Zwei Bemerkungen zu diesem Problemkreis.
In der Tat war und ist es fuer ein Anbieterkonsortium wie die
Arbeitsgemeinschaft eVerlage ein voellig neues Problem,
Pauschallizenzen gemeinschaftlich, d.h. ueber die unterschiedlichen
Angebote einzelner Verlage hinweg, in einer angemessenen Form zu
bepreisen. Mit der von Ihnen zitierten Festsetzung ist daher ein
Rahmen geschaffen worden, den jeder Anbieter individuell fuer seine
Produkte anpassen kann.
Ihrer Aufgeregtheit entnehmen wir aber, dass vergleichbare
elektronische Titel, wie sie z.B. bei Herrn Obst in der Uni Muenster
im Campusnetz angeboten werden, deutlich preiswerter zu erwerben
sind? Daher die Frage an Sie und die Disputanten in der Liste:
Was waeren Sie als Erwerber Ihrer Bibliothek bereit, fuer
elektronisch verfuegbare Campuslizenzen im Rahmen des oben zitierten
Modells zu bezahlen?
Natuerlich wissen wir, dass man ueber die realisierten Preise nicht
spricht;) Vielleicht sagen Sie uns einmal, was Sie im Durchschnitt
fuer ein digitales Buch bezahlen muessen und welcher Aufwand an
Software und Systembetreuung eingerechnet werden sollte, um einen
Titel ein Jahr lang anzubieten?
Eine Campuslizenz fuer 2000 potentielle Nutzer ist natuerlich fuer
intensivste Nutzung gedacht. Man wird sie erwerben, wenn abzusehen
ist, dass in einer Hochschule in verschiedenen Studiengaengen das
Werk als Standardliteratur Verwendung findet. Das Modell ist
vergleichbar mit den Lehrbuchsammlungen, in denen ein Titel 30-fach
vorgehalten wird.
Diese 30 Titel koennen in einem Jahr bei einer Leihfrist von 4 Wochen
und der Option auf einmalige Verlaengerung 6 mal ausgeliehen werden.

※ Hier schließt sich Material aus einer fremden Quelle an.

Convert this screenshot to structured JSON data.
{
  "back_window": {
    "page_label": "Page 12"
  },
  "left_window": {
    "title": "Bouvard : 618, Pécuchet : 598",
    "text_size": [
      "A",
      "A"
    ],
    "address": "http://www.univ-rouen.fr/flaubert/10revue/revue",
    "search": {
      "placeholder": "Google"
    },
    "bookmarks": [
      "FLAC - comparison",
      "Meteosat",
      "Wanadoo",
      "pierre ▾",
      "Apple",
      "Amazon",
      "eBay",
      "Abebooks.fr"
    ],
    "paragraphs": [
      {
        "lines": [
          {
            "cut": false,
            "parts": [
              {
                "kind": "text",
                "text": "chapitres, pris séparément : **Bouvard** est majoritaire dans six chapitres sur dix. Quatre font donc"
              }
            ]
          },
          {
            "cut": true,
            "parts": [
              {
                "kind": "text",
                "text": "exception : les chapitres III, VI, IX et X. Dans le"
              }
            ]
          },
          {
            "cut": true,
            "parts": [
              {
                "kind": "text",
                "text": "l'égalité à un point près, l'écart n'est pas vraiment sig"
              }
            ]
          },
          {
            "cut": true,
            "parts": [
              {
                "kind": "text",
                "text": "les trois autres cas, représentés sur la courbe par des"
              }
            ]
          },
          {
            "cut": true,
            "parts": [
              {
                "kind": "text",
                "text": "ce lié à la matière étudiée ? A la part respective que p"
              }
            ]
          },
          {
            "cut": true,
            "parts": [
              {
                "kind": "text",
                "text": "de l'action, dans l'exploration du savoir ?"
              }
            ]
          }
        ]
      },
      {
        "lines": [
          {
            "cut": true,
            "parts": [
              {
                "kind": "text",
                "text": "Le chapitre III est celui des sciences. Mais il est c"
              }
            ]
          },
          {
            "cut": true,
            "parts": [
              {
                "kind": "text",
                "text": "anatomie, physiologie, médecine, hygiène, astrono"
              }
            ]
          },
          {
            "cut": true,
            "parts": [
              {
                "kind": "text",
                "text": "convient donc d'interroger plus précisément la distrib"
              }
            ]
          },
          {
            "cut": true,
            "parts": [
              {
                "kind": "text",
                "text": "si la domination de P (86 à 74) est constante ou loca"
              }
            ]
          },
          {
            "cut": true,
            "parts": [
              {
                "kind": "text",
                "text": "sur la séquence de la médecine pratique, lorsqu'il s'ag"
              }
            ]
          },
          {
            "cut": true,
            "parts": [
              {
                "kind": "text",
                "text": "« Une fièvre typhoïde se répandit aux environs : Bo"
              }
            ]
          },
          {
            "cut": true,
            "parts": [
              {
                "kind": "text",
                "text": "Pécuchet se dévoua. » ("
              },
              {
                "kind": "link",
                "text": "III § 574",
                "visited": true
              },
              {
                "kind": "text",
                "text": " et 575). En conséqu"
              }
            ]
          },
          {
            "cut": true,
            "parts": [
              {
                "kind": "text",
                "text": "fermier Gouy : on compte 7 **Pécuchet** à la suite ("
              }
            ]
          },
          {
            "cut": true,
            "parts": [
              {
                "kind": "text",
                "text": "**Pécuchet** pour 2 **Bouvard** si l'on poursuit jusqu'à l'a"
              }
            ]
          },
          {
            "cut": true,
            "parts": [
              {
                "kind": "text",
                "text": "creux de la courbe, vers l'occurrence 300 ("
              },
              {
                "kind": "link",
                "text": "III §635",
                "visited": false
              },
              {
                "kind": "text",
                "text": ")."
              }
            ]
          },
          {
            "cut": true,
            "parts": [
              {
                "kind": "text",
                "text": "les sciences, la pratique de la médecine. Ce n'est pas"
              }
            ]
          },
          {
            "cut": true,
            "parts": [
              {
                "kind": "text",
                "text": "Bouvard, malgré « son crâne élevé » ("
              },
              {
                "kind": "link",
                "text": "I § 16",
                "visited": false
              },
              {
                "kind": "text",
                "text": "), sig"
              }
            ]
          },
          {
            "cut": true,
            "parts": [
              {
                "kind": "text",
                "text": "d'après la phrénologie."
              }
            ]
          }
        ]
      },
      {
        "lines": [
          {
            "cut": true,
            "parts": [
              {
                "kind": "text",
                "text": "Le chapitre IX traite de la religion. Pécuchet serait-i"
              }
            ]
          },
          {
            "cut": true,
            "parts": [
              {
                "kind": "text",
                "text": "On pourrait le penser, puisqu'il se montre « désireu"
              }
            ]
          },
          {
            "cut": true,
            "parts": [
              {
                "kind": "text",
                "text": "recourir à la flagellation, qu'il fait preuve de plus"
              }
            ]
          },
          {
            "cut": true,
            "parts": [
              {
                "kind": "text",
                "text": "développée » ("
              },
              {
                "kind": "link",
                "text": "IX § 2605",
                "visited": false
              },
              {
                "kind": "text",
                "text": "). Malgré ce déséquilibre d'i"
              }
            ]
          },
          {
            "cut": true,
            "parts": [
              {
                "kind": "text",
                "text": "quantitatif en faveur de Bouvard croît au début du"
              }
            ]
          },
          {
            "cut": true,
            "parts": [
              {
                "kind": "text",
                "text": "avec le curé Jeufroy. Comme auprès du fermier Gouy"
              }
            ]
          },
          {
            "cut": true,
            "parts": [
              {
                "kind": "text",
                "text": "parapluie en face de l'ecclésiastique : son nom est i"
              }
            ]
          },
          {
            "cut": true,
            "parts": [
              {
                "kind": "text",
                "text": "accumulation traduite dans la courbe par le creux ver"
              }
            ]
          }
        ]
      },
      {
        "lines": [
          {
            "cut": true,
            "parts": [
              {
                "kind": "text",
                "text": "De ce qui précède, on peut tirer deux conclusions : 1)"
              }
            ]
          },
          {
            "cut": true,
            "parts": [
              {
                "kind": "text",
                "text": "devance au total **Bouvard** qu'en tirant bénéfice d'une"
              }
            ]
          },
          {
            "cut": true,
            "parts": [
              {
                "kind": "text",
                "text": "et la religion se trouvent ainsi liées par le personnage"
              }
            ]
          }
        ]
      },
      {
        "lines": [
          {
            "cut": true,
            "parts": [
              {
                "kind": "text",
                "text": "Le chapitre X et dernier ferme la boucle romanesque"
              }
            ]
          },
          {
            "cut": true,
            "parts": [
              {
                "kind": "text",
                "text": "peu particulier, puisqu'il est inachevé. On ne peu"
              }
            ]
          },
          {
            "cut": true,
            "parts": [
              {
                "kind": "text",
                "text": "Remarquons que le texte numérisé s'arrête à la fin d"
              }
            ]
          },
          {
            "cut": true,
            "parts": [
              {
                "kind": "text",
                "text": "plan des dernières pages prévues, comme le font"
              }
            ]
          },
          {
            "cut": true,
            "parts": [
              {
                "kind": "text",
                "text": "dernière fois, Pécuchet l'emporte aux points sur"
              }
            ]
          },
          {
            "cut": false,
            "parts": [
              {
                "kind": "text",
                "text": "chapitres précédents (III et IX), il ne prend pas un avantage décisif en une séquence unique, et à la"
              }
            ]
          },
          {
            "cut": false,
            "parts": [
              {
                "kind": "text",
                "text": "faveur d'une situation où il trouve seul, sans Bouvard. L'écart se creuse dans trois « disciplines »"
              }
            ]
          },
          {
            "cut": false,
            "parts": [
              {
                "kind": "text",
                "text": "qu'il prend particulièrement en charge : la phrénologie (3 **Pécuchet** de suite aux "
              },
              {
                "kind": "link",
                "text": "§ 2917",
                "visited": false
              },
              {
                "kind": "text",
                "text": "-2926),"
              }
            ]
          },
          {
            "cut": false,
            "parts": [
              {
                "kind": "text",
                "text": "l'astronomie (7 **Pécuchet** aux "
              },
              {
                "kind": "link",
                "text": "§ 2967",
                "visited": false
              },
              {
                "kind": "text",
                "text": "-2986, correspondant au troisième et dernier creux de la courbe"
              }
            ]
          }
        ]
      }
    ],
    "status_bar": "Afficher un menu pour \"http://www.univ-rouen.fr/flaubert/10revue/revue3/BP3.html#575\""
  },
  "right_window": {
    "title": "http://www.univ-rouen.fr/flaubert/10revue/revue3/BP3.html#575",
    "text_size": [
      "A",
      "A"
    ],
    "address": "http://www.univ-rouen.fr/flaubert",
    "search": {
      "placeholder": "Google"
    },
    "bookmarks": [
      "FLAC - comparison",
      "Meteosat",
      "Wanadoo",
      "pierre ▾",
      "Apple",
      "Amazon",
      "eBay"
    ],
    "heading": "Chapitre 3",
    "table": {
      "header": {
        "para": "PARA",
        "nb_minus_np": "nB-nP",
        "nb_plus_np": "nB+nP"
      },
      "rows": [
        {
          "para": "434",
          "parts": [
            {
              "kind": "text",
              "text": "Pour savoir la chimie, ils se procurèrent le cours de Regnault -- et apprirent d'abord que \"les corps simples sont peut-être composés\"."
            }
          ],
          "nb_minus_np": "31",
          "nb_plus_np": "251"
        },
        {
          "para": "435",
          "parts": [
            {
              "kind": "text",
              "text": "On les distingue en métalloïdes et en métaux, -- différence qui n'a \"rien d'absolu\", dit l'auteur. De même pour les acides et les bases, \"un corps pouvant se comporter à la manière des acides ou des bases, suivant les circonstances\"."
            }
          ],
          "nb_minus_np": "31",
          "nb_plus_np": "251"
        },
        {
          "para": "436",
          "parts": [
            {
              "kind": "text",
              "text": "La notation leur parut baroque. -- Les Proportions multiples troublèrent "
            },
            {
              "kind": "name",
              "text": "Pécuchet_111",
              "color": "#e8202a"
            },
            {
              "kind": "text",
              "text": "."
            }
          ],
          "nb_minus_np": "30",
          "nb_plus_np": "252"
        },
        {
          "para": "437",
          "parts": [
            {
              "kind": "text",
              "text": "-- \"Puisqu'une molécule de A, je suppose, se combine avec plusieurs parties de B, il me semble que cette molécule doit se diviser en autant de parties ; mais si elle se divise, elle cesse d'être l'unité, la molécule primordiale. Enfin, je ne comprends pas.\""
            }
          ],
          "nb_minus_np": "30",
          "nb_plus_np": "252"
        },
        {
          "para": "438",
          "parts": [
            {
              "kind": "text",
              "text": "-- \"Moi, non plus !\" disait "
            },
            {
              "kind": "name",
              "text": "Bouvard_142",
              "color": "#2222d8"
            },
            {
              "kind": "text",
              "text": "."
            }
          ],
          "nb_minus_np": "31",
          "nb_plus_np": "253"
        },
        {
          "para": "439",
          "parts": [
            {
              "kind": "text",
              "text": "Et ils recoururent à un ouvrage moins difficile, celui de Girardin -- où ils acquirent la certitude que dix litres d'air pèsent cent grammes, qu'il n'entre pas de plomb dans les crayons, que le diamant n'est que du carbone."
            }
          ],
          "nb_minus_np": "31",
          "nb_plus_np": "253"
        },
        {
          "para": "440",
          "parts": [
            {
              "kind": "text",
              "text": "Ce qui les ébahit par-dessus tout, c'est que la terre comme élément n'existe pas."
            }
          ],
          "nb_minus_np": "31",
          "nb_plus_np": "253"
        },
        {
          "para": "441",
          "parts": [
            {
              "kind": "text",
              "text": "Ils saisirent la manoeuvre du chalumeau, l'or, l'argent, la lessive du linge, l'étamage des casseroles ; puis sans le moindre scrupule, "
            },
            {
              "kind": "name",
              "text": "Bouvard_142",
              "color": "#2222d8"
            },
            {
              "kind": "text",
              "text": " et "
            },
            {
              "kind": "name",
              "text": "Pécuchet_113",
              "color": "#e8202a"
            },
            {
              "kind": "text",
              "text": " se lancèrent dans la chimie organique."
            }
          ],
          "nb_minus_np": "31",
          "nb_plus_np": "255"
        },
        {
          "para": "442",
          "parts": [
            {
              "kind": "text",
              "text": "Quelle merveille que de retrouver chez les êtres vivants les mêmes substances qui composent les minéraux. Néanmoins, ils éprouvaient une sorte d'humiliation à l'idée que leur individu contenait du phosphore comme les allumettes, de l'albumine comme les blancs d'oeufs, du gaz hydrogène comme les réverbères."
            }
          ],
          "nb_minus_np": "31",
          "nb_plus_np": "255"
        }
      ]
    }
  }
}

Pro Jahr haetten Sie zum gleichen Preis nur 180 'potentielle' Nutzer
mit einer auf 8 Wochen begrenzten Nutzungsdauer. Nach 3 Jahren ist
Ausgabe veraltet und wird durch eine neue ersetzt. So weltfremd
erscheint uns das Campus-Preismodell daher nicht.
Wirklich neu waere die Erwerbspolitik der Bibliothek, die nun
digitale Buecher nicht mehr auf Vorrat kauft, sondern es bei geringen
Nutzungshaeufigkeiten den Lesern ueberlaesst, auf Bibilothekskosten
eine Einzellizenz zu erwerben.
Dazu wuerde uns Ihre Meinung, Herr Brannemann, und natuerlich auch
die der Liste interessieren. Wuerden Sie als Bibliothekare Ihren
Lesern die Option des Selbst-Erwerbens geben wollen?
> [...]
> Jahr beschränkte Nutzungsdauer. Im Gegensatz zum Buch, das Mensch mit
> Nachhause nehmen kann, garantiert eVerlage in seinen AGB allerdings
> mitnichten eine 100%ige Verfügbarkeit.... Da heißt es in § 3 der AGB:
>
> "In der Regel ist die Online-Nutzung der elektronischen Werke 24
> Stunden am Tag möglich. eVerlage behält sich jedoch vor, die
> Betriebszeiten einzuschränken oder - speziell aus technischen Gründen -
> für einen vorübergehenden Zeitraum auszusetzen. Ein Anspruch des Kunden
> auf feste Betriebszeiten besteht nicht."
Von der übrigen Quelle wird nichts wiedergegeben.